# ziwi peak and smack



## Chihuahuasloveme (Jan 8, 2010)

I ordered 2 bags of ZIWI last week and it came in today the stores where I live will only special order it in I originally ordered the lamb and the fish&venison but when it came in I was told the fish&ven are on back order :foxes15: so I got 2 bags of the lamb. I gave it without water Baby got 1 whole scoop as she hasn't been eating and Prada and Ninja got about 10 squares I didn't count them but estimated all 3 gobbled it right up! I find it to be a bit expensive though 2 bags cost me $61 with taxes.

I posted a link to SMACK dehydrated raw I can order here in Canada and did order a bag but Baby doesn't like it Ninja and Prada will eat it. The lady I order from put all her stock on clearance for dirt cheap I ordered 2 more bags of smack and thinking of getting 3 more bags as they're only $18 a bag with her sale! They were $25 each before. I just have enquired about expiry dates with her as I will have a total of 6 bags of smack if I order 3 more so I don't want to end up not being able to use it all. Hoping to feed my new puppy this too once we get her in march.

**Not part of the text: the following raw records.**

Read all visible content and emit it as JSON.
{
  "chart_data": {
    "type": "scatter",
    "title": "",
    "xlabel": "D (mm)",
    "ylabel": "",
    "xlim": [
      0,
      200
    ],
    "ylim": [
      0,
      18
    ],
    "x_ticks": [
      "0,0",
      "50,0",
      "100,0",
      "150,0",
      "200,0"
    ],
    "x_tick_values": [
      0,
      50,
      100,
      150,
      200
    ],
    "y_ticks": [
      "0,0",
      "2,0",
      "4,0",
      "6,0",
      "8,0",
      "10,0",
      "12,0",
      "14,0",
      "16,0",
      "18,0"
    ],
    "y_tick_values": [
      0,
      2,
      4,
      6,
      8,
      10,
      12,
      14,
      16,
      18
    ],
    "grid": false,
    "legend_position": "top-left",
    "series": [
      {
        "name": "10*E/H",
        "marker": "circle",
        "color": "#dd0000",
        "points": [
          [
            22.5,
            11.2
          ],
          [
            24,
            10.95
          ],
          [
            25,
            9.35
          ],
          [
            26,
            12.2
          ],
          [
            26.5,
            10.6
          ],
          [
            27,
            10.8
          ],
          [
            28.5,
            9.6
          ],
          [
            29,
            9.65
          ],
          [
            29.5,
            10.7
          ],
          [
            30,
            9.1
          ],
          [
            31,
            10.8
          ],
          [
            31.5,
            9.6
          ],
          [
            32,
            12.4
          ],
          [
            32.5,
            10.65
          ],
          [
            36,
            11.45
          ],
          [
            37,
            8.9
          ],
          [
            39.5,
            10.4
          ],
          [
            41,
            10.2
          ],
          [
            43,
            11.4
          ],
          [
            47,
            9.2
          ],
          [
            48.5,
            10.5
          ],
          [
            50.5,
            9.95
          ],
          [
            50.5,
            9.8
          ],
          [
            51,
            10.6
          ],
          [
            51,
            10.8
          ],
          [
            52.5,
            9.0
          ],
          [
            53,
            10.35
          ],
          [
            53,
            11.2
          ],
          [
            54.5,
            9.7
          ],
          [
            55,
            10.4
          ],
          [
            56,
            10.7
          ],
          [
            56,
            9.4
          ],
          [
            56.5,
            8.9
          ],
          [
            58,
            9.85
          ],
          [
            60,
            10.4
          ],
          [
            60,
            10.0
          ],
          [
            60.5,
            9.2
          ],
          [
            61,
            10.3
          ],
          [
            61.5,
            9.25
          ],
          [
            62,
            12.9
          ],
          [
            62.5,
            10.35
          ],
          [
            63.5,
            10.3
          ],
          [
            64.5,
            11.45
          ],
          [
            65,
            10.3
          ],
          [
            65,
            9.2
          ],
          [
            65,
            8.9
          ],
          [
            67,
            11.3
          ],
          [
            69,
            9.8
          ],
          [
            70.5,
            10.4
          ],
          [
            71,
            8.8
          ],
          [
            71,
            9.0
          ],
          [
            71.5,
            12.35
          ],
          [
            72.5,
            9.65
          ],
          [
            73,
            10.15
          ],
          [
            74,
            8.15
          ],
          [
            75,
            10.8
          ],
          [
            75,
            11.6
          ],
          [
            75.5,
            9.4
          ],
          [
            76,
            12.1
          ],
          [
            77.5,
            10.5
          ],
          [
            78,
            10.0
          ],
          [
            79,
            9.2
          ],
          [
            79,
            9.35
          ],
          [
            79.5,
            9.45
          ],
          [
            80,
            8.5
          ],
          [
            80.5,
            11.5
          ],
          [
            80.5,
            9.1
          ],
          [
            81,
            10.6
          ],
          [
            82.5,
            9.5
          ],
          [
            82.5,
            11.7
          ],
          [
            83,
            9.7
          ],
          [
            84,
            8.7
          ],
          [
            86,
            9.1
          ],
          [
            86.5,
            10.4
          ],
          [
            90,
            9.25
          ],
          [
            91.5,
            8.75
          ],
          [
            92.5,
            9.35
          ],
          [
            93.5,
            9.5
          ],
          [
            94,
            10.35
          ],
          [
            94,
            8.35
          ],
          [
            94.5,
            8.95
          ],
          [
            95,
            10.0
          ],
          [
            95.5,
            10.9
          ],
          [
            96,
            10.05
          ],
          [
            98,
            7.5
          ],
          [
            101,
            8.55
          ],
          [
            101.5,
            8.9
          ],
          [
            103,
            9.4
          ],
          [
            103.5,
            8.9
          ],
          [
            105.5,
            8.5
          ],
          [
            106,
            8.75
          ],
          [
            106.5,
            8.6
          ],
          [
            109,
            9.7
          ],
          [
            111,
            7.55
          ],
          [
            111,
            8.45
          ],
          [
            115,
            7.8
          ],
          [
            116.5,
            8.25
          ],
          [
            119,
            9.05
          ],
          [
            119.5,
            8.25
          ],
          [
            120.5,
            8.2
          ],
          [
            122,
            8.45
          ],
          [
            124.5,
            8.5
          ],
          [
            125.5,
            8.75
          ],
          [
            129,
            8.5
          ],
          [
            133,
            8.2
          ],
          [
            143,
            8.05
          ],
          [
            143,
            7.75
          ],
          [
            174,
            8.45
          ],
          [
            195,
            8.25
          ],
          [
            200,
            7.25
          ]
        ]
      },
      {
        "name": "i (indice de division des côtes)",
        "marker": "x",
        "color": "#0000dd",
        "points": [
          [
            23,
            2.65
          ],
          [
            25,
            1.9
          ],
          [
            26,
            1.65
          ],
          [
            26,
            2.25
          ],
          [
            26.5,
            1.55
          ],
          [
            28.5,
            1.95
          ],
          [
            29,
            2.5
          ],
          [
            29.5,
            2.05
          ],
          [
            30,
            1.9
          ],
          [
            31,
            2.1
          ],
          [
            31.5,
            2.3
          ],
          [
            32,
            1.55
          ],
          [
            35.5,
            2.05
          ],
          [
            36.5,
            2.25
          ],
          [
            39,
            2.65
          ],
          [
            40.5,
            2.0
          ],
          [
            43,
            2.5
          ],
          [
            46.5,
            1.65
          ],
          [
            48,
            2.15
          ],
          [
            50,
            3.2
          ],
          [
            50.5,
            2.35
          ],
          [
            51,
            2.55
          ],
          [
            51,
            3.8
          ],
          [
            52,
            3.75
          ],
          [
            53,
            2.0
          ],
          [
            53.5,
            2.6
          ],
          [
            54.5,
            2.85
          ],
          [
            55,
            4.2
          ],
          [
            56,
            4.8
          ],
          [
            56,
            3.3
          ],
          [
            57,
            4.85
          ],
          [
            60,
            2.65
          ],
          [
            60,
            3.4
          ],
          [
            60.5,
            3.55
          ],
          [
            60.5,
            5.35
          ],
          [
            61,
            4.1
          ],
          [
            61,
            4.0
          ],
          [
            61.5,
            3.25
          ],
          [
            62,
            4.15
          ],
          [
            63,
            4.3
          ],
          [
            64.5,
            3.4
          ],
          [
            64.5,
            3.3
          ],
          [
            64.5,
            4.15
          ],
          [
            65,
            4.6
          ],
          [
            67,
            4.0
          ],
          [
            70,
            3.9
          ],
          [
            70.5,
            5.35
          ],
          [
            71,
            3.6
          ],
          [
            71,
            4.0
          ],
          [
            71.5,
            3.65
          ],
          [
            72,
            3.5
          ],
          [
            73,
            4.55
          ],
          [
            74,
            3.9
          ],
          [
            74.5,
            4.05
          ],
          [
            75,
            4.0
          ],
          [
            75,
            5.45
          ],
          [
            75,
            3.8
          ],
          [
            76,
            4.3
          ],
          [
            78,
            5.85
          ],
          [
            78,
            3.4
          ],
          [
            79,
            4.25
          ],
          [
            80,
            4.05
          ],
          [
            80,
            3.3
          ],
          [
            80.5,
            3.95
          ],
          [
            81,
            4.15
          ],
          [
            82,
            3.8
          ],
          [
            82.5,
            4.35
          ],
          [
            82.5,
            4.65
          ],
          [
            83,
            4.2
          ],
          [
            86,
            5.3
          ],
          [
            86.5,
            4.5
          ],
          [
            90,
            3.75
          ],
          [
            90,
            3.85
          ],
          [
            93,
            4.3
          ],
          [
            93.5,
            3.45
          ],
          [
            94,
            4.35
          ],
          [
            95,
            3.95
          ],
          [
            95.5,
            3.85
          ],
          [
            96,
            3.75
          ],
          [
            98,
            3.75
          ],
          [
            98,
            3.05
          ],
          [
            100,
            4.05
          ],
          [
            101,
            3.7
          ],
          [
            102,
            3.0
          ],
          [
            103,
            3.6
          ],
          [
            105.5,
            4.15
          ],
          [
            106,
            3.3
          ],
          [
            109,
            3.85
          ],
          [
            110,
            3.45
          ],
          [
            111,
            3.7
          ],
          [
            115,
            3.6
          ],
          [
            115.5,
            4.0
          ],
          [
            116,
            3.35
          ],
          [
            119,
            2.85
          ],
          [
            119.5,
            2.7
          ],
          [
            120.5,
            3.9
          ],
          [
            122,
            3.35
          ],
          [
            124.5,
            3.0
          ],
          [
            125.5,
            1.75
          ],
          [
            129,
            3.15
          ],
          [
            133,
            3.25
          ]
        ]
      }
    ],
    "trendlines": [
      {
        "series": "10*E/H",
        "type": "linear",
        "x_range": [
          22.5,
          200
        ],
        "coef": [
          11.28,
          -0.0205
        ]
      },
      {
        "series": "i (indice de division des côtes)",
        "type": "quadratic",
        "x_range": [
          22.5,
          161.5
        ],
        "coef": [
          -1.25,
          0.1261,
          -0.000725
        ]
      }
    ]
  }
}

I LOVE the ziwi peak just find it a bit much I guess I will have to see how long it lasts and maybe limit the ziwi to just Baby and feed the others the smack. 

for those who missed the post here is the SMACK website. It's only available in Canada right now but I read on their facebook page that they are in the midst of getting usda approved and they do have it in vegas at one store.

smack website: Smack Pet Food - Raw, Dehydrated Food For Dogs, Natural Dog Food


Ninja is so lean lately and his hair is super silky!! he always had amazing hair but now it is literally like silk. Baby and Pradas hair has changed a lot too since switching to grain free food and treats. Prada and Ninja are both on a diet so I am hoping the raw will make them nice lean and cut.


----------



## ExoticChis (Jun 20, 2010)

that SMACK looks great, far out Ziwi is very expensive especially when you are feeding 3 like your self


----------



## Chihuahuasloveme (Jan 8, 2010)

about to be feeding 4 lol I am going to start getting my OH to pitch in for food lately I have been the only one buying it lol! then it wouldn't be so bad I wish Baby would eat the freakin smack lol maybe she will eat the salmon one when it comes in *crosses fingers


----------